What is Coaching? Part 1

Written by Michael Jospe Posted in Professional Coaching

Part 1: Coach or Professional Coach

What is Coaching?  Part 1

Some of my Nature-Connected Coaching students have talked to me about their hesitation in labeling themselves as coaches. They told me that they have come against a “negative stigma”  about coaches in their networking for new clients. This conversation has inspired these next two blog posts on Professional Coaching.

 
There is a big difference between being a coach and being a professional coach. Today, there are many people calling themselves coaches who in fact have no formal training in the practice. Likewise, many training programs exist that use the term "coaching" simply because they don’t know how else to appraise the skills they are offering, or they believe they will avoid some misappropriation by labeling their practice “coaching” rather than "therapy" or "counseling."
 
Like the words “therapy” and “therapist”, “coach” and “coaching” are not owned by any one profession. It’s true - anyone who is helping, guiding, or supporting another in their journey towards self-improvement may call themselves a “coach”, just as anyone who helps another person feel better can call them selves a “therapist” of some kind. There are many people out there who, indeed, are born to be listeners, helpers and guides. They help people every day and yet, they have no formal training. Is it wrong for these individuals to call themselves coaches? For perhaps that’s who they are, at their core. Is it wrong for them to trade skill, passion and vision in exchange for money? Personally, I don’t think so. 

But, it is a misuse of power when someone cuts the corners insofar as the critical path of experience and training, and uses professional titles for personal gain, essentially capitalizing upon the pain and struggling of others. Of course, making a living is a necessary component of what it means to exist in the modern world, but misuse of power gives coaching a bad name. This appropriation creates negative stigma that Professional Coaches must navigate as they network to generate clientele (For example - "coach" means: presumptuous life-coach who will tell me what to do to change my life. Or, wannabe therapist. Or, athletic coach. Or trainer, etc.)

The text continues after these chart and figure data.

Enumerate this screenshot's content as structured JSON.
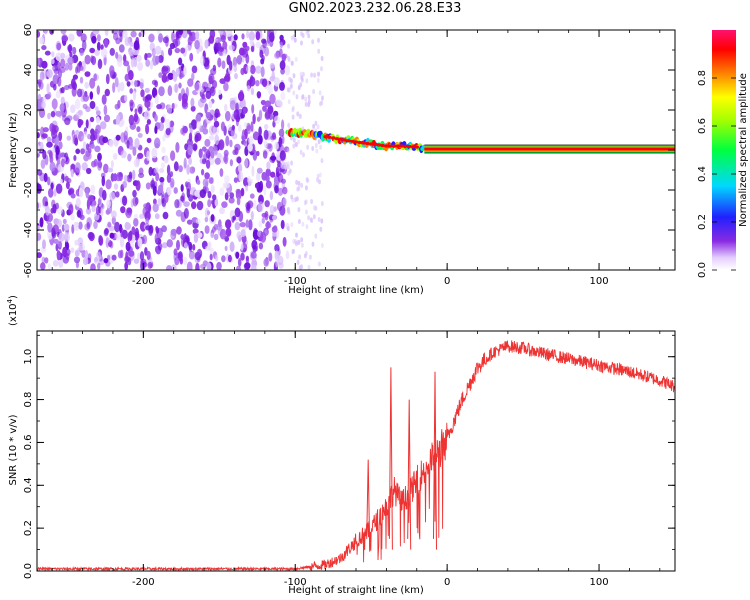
{
  "title": "GN02.2023.232.06.28.E33",
  "colors": {
    "trace": "#ee3333",
    "axis": "#000000"
  },
  "chart_data": [
    {
      "type": "heatmap",
      "xlabel": "Height of straight line (km)",
      "ylabel": "Frequency (Hz)",
      "xlim": [
        -270,
        150
      ],
      "ylim": [
        -60,
        60
      ],
      "x_ticks": [
        -200,
        -100,
        0,
        100
      ],
      "y_ticks": [
        -60,
        -40,
        -20,
        0,
        20,
        40,
        60
      ],
      "x_tick_labels": [
        "-200",
        "-100",
        "0",
        "100"
      ],
      "y_tick_labels": [
        "-60",
        "-40",
        "-20",
        "0",
        "20",
        "40",
        "60"
      ],
      "noise_region_x": [
        -270,
        -105
      ],
      "fading_noise_x": [
        -105,
        -82
      ],
      "ridge": {
        "x": [
          -105,
          -90,
          -75,
          -60,
          -50,
          -40,
          -30,
          -20,
          -15,
          0,
          50,
          100,
          150
        ],
        "freq": [
          9,
          8,
          6,
          4,
          3,
          2,
          2,
          1.5,
          1,
          0.5,
          0.5,
          0.5,
          0.5
        ]
      },
      "colorbar": {
        "label": "Normalized spectral amplitude",
        "range": [
          0,
          1
        ],
        "ticks": [
          "0.0",
          "0.2",
          "0.4",
          "0.6",
          "0.8"
        ],
        "tick_values": [
          0,
          0.2,
          0.4,
          0.6,
          0.8
        ]
      }
    },
    {
      "type": "line",
      "xlabel": "Height of straight line (km)",
      "ylabel": "SNR (10 * v/v)",
      "y_exponent_label": "(x10",
      "y_exponent_power": "4",
      "y_exponent_close": ")",
      "xlim": [
        -270,
        150
      ],
      "ylim": [
        0,
        1.12
      ],
      "x_ticks": [
        -200,
        -100,
        0,
        100
      ],
      "y_ticks": [
        0,
        0.2,
        0.4,
        0.6,
        0.8,
        1.0
      ],
      "x_tick_labels": [
        "-200",
        "-100",
        "0",
        "100"
      ],
      "y_tick_labels": [
        "0.0",
        "0.2",
        "0.4",
        "0.6",
        "0.8",
        "1.0"
      ],
      "series": [
        {
          "x": [
            -270,
            -250,
            -200,
            -150,
            -100,
            -90,
            -80,
            -70,
            -60,
            -50,
            -40,
            -35,
            -30,
            -25,
            -20,
            -15,
            -10,
            -5,
            0,
            10,
            20,
            30,
            40,
            50,
            60,
            80,
            100,
            120,
            140,
            150
          ],
          "values": [
            0.01,
            0.01,
            0.01,
            0.01,
            0.01,
            0.02,
            0.03,
            0.06,
            0.14,
            0.2,
            0.3,
            0.38,
            0.32,
            0.36,
            0.42,
            0.47,
            0.52,
            0.56,
            0.62,
            0.8,
            0.95,
            1.02,
            1.05,
            1.04,
            1.02,
            0.99,
            0.96,
            0.93,
            0.89,
            0.86
          ]
        }
      ],
      "spikes": [
        {
          "x": -52,
          "value": 0.52
        },
        {
          "x": -37,
          "value": 0.95
        },
        {
          "x": -25,
          "value": 0.8
        },
        {
          "x": -8,
          "value": 0.93
        }
      ]
    }
  ]
}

In contrast, Professional Coaching is a credentialed career path that requires a fairly rigorous combination of education and practicum, as well as approval by an overseeing organization: The International Coach Federation (ICF). Earth-Based Institute’s Nature-Connected Coach training program is approved by the ICF as a Professional Coach training program.

Professional Coaching is a modality that supports personal and professional change and growth. It is different from other forms of coaching, such as Athletic Development Coaching, as well as from psychotherapy, consulting and mentoring.

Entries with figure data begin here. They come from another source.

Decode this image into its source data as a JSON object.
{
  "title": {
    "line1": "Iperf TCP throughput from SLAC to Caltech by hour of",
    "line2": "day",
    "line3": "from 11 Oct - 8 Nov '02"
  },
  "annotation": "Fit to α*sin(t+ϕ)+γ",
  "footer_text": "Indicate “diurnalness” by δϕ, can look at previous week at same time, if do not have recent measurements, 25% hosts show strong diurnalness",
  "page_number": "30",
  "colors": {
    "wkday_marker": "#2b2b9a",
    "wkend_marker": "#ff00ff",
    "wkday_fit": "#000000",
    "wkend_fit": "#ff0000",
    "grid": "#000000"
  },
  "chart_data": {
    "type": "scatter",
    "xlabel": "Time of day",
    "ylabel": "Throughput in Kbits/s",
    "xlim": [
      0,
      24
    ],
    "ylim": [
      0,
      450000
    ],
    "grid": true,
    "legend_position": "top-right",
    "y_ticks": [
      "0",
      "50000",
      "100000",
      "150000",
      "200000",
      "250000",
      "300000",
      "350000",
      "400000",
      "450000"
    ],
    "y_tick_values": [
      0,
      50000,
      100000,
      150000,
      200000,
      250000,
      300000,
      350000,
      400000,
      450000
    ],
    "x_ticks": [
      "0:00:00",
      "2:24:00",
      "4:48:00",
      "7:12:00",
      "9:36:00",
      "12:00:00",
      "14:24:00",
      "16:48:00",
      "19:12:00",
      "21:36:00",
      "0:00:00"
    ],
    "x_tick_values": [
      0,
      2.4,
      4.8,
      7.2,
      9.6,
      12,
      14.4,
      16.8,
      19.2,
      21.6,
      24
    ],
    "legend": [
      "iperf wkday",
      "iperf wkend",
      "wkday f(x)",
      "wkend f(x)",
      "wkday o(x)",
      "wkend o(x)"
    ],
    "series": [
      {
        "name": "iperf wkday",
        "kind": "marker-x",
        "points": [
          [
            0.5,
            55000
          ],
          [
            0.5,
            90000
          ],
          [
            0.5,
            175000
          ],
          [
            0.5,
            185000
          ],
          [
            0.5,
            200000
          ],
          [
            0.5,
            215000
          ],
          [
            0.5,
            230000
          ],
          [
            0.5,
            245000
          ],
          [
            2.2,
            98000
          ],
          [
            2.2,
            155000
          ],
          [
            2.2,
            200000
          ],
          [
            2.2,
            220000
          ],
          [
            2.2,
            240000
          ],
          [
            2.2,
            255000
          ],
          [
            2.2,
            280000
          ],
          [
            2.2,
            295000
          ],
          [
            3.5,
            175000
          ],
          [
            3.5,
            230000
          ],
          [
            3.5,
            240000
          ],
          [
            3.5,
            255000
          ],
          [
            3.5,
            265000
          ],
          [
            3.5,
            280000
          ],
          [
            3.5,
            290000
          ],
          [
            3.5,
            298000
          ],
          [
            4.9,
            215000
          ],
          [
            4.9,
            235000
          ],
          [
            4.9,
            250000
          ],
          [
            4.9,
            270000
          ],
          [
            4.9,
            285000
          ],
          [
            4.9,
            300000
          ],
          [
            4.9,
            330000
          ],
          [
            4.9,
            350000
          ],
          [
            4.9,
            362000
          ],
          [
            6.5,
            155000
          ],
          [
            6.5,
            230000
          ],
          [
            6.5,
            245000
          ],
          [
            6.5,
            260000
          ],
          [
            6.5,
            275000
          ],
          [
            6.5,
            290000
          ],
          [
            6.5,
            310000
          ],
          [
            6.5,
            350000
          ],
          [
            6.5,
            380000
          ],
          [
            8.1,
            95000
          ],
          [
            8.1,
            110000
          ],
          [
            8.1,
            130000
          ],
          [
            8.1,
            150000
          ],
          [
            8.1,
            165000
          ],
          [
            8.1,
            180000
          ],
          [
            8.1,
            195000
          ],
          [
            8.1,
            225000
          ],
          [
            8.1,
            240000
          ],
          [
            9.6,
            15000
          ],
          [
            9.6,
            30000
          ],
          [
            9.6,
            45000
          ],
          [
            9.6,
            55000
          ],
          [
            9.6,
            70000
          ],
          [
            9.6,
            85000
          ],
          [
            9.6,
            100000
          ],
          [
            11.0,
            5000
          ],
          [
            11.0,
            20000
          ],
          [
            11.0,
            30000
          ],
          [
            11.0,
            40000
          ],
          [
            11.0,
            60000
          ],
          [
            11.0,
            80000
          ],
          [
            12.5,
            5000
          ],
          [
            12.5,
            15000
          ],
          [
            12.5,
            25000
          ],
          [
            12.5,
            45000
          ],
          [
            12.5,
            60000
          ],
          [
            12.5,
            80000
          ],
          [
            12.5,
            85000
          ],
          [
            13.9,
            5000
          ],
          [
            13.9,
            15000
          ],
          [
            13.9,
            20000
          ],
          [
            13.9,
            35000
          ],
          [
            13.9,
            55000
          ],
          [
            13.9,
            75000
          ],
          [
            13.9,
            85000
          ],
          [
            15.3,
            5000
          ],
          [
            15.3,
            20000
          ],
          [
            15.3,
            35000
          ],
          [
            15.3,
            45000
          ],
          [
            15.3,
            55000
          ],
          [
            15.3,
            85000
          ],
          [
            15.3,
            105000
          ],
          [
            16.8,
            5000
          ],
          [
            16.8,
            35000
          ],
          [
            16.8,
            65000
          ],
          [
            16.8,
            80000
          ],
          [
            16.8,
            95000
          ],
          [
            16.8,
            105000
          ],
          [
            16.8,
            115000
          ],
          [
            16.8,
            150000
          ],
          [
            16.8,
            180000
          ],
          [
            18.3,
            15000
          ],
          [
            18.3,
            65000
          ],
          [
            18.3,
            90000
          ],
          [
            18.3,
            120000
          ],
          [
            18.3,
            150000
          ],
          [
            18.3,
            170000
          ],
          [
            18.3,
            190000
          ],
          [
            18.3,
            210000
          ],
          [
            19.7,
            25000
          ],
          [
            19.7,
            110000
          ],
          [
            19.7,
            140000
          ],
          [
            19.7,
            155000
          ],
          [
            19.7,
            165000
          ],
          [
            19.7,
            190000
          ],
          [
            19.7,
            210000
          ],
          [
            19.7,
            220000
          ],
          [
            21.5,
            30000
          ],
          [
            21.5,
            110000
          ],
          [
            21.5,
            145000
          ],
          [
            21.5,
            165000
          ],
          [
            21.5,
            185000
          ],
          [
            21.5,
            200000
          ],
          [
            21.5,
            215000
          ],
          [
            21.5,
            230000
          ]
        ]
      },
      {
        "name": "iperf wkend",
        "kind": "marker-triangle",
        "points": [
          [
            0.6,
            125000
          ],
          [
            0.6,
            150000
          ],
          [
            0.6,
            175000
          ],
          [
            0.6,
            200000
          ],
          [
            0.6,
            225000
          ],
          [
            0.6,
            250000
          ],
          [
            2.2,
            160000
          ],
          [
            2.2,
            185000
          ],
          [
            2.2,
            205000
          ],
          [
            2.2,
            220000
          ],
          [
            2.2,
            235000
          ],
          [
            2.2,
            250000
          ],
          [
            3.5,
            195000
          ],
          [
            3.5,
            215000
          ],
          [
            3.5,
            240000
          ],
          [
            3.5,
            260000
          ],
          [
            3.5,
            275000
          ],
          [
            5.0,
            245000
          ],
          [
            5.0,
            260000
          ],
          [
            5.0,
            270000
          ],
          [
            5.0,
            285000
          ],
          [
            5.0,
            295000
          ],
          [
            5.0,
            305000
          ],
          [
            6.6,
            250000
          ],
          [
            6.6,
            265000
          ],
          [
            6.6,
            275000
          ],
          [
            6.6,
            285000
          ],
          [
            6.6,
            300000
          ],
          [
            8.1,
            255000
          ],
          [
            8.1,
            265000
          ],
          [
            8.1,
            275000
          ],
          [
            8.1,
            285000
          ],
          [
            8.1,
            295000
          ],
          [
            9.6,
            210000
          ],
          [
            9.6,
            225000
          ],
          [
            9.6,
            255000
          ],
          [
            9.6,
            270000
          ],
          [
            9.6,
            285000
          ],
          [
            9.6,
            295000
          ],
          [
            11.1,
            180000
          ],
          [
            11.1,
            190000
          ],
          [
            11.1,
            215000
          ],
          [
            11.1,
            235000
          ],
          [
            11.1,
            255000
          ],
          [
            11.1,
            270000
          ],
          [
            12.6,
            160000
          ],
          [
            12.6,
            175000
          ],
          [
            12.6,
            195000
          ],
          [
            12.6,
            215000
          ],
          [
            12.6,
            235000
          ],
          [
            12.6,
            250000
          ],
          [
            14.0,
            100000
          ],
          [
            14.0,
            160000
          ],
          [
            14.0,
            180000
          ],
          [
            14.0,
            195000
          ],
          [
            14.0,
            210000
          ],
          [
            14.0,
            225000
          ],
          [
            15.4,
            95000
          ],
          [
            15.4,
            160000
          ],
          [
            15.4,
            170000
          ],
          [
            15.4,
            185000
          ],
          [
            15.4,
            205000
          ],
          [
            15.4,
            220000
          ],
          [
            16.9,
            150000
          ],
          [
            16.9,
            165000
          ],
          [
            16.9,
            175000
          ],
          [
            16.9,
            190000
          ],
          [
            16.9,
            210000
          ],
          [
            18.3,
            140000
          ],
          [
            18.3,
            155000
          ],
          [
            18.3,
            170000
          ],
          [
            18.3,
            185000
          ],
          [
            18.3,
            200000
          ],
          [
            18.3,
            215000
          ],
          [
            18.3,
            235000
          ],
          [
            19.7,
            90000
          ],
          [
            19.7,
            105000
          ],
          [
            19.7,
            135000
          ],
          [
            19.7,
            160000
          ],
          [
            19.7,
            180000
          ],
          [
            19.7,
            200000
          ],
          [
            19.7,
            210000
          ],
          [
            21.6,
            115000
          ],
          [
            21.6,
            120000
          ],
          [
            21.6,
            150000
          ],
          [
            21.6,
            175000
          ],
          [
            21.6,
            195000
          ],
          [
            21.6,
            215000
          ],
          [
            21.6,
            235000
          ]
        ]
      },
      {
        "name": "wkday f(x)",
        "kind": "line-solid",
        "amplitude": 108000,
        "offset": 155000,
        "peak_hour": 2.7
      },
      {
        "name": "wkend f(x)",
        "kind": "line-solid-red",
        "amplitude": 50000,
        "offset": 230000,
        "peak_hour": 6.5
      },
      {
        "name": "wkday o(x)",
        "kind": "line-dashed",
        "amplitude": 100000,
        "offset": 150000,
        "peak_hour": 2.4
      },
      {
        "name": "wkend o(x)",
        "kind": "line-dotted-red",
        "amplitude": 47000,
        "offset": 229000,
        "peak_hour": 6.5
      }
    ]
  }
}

Here are some of the ways the ICF defines Professional Coaching:

  • “ICF defines coaching as partnering with clients in a thought-provoking and creative process that inspires them to maximize their personal and professional potential.” 
  • “Coaches honor the client as the expert in his or her life and work and believe every client is creative, resourceful and whole.” 
  • “The coach's responsibility is to: Discover, clarify, and align with what the client wants to achieve; Encourage client self-discovery; Elicit client-generated solutions and strategies; Hold the client responsible and accountable” 
  • “Professional coaching focuses on setting goals, creating outcomes and managing personal change.”
  • “Coaching […] supports personal and professional growth based on self-initiated change in pursuit of specific actionable outcomes. These outcomes are linked to personal or professional success. Coaching is future focused. While positive feelings/emotions may be a natural outcome of coaching, the primary focus is on creating actionable strategies for achieving specific goals in one's work or personal life. The emphases in a coaching relationship are on action, accountability, and follow-through.”
  • “With coaching, the assumption is that individuals or teams are capable of generating their own solutions, with the coach supplying supportive, discovery-based approaches and frameworks.”
  • “The coaching process does not include advising or counseling, and focuses instead on individuals or groups setting and reaching their own objectives. “
  • “Professional coaching, unlike athletic development, does not focus on behaviors that are being executed poorly or incorrectly. Instead, the focus is on identifying opportunity for development based on individual strengths and capabilities.”

As a Professional Coach, you are always striving to take yourself out of the equation of your client's growth by putting the power of insight and direction entirely in the client’s hands. As a coach, you are showing your clients that they already have everything that they need to make the change that they are called to make. In other words, one might say that a measurement of good coaching is when your clients gain such confidence in themselves that they no longer need you!